Thursday, July 7, 2011

Bitches that believed the other post about my ex was the last post IS OFFICIALLY TROLLLED ! ;)

LOL sif it would be the last post. This is pretty sad, even though i know noone visits my blog and i still post things. Thats maybe because there is noone that goes on it thats why i post it here :) I like it here, where i express myself to every single detail possible knowing that i dont need to lie, fake, play any games or mindfucking.

This is what i've recently wrote on my tumblr : Breaks my heart to see when your friends say “with your girlfriend” and only to realise i was once the person they could have been talking about.

Yeah, im over him. Yet i still reminisce. The past and the present, they are all part of my life. It kills me inside to see that you are becoming what you use to be. I know im not any better because i do the same thing. Thats because i've given up on myself. You havent. You have a perfect life waiting ahead of you. Yet you flirt with every girl possible and starting to sound like the player you use to be. I dont wish for you to toy with someone else's feelings. I dont deny the fact that i am jealous. I have that messed up thought of not wanting you but not wanting you to like others either.

Boy, im fucked up now. I have no life. Im literally messing with another girl's man. Dont know how much longer i can keep my act up. But one things for sure, im not who i use to be and i dont want to go back. Because knowing the fact that im going to be the one who is going to be toyed with if i was to be the good old me, i might as well play the antagonist. Im the villain of my story, and as for my ending ? None of the bad guys get good endings. Im willing to face it, i deserve it. I fucked up and life didnt give me a second chance, neither did you.

Every single day you are on my mind, thats already shit. Whats even worse is that you are now creeping into my dreams and haunting me through the nights.
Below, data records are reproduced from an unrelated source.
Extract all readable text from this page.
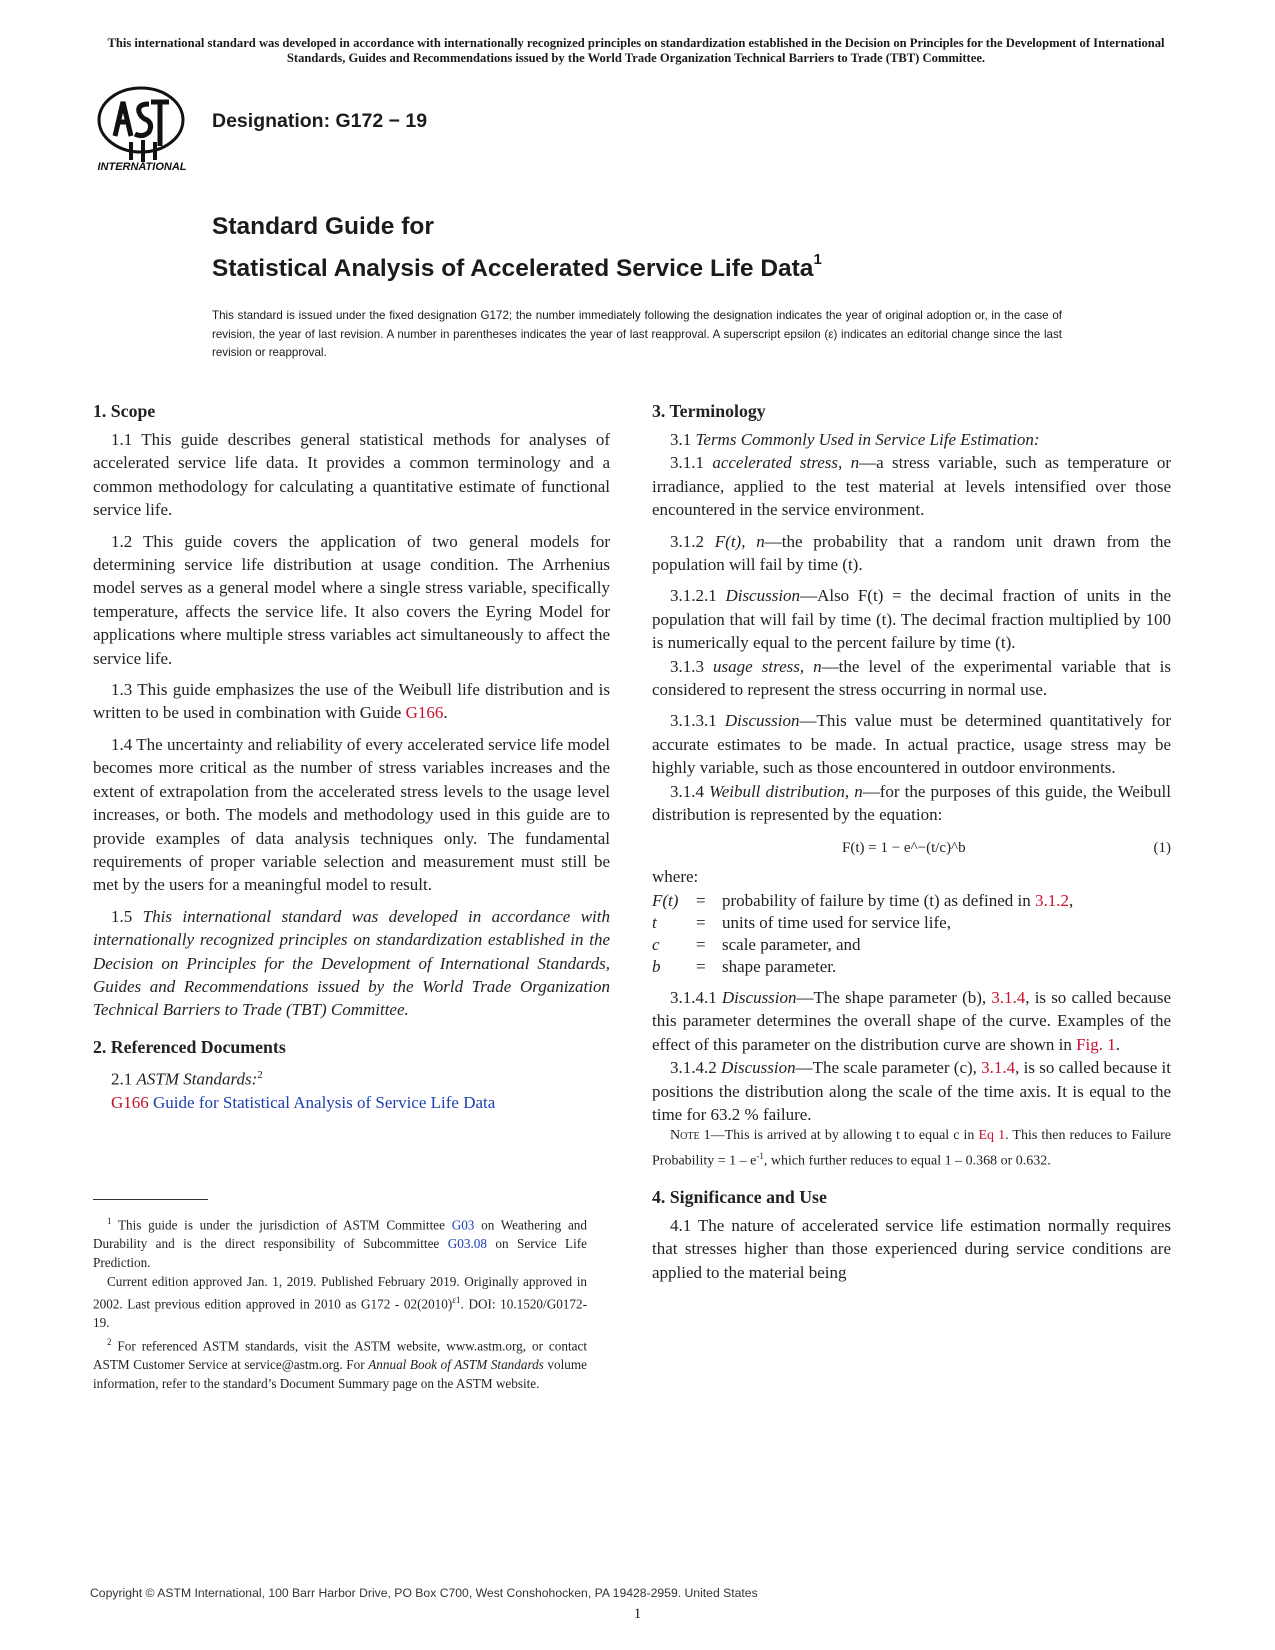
This international standard was developed in accordance with internationally recognized principles on standardization established in the Decision on Principles for the Development of International Standards, Guides and Recommendations issued by the World Trade Organization Technical Barriers to Trade (TBT) Committee.
INTERNATIONAL
Designation: G172 − 19
Standard Guide for
Statistical Analysis of Accelerated Service Life Data$^1$
This standard is issued under the fixed designation G172; the number immediately following the designation indicates the year of original adoption or, in the case of revision, the year of last revision. A number in parentheses indicates the year of last reapproval. A superscript epsilon (ε) indicates an editorial change since the last revision or reapproval.
1. Scope

1.1 This guide describes general statistical methods for analyses of accelerated service life data. It provides a common terminology and a common methodology for calculating a quantitative estimate of functional service life.

1.2 This guide covers the application of two general models for determining service life distribution at usage condition. The Arrhenius model serves as a general model where a single stress variable, specifically temperature, affects the service life. It also covers the Eyring Model for applications where multiple stress variables act simultaneously to affect the service life.

1.3 This guide emphasizes the use of the Weibull life distribution and is written to be used in combination with Guide G166.

1.4 The uncertainty and reliability of every accelerated service life model becomes more critical as the number of stress variables increases and the extent of extrapolation from the accelerated stress levels to the usage level increases, or both. The models and methodology used in this guide are to provide examples of data analysis techniques only. The fundamental requirements of proper variable selection and measurement must still be met by the users for a meaningful model to result.

1.5 This international standard was developed in accordance with internationally recognized principles on standardization established in the Decision on Principles for the Development of International Standards, Guides and Recommendations issued by the World Trade Organization Technical Barriers to Trade (TBT) Committee.

2. Referenced Documents

2.1 ASTM Standards:$^2$

G166 Guide for Statistical Analysis of Service Life Data

$^1$ This guide is under the jurisdiction of ASTM Committee G03 on Weathering and Durability and is the direct responsibility of Subcommittee G03.08 on Service Life Prediction.

Current edition approved Jan. 1, 2019. Published February 2019. Originally approved in 2002. Last previous edition approved in 2010 as $G172 - 02(2010)^{\varepsilon 1}$. DOI: 10.1520/G0172-19.

$^2$ For referenced ASTM standards, visit the ASTM website, www.astm.org, or contact ASTM Customer Service at service@astm.org. For Annual Book of ASTM Standards volume information, refer to the standard’s Document Summary page on the ASTM website.

3. Terminology

3.1 Terms Commonly Used in Service Life Estimation:

3.1.1 accelerated stress, n—a stress variable, such as temperature or irradiance, applied to the test material at levels intensified over those encountered in the service environment.

3.1.2 F(t), n—the probability that a random unit drawn from the population will fail by time (t).

3.1.2.1 Discussion—Also F(t) = the decimal fraction of units in the population that will fail by time (t). The decimal fraction multiplied by 100 is numerically equal to the percent failure by time (t).

3.1.3 usage stress, n—the level of the experimental variable that is considered to represent the stress occurring in normal use.

3.1.3.1 Discussion—This value must be determined quantitatively for accurate estimates to be made. In actual practice, usage stress may be highly variable, such as those encountered in outdoor environments.

3.1.4 Weibull distribution, n—for the purposes of this guide, the Weibull distribution is represented by the equation:

F(t) = 1 − e^−(t/c)^b	(1)

where:

F(t)	= probability of failure by time (t) as defined in 3.1.2,
t	= units of time used for service life,
c	= scale parameter, and
b	= shape parameter.

3.1.4.1 Discussion—The shape parameter (b), 3.1.4, is so called because this parameter determines the overall shape of the curve. Examples of the effect of this parameter on the distribution curve are shown in Fig. 1.

3.1.4.2 Discussion—The scale parameter (c), 3.1.4, is so called because it positions the distribution along the scale of the time axis. It is equal to the time for 63.2 % failure.

Note 1—This is arrived at by allowing t to equal c in Eq 1. This then reduces to Failure Probability = $1 - e^{-1}$, which further reduces to equal 1 – 0.368 or 0.632.

4. Significance and Use

4.1 The nature of accelerated service life estimation normally requires that stresses higher than those experienced during service conditions are applied to the material being

Copyright © ASTM International, 100 Barr Harbor Drive, PO Box C700, West Conshohocken, PA 19428-2959. United States
1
I hate it. For all those that think i Bullshitted about the dreams, yeah it doesnt sound believable. But bitch i've reached the point beyond normality. I hate waking up to dreams with a happy ending with you. Hate, hate, hate, hate it. Why ? Because i wake up to loneliness. Knowing nobody out there is thinking about me, worrying about me, caring for me and/or loving me.

All i want to do now is start drinking, doing drugs and clubbing. I sound like a hk ? Come at me bro. Cause really, i dont give a fuck anymore.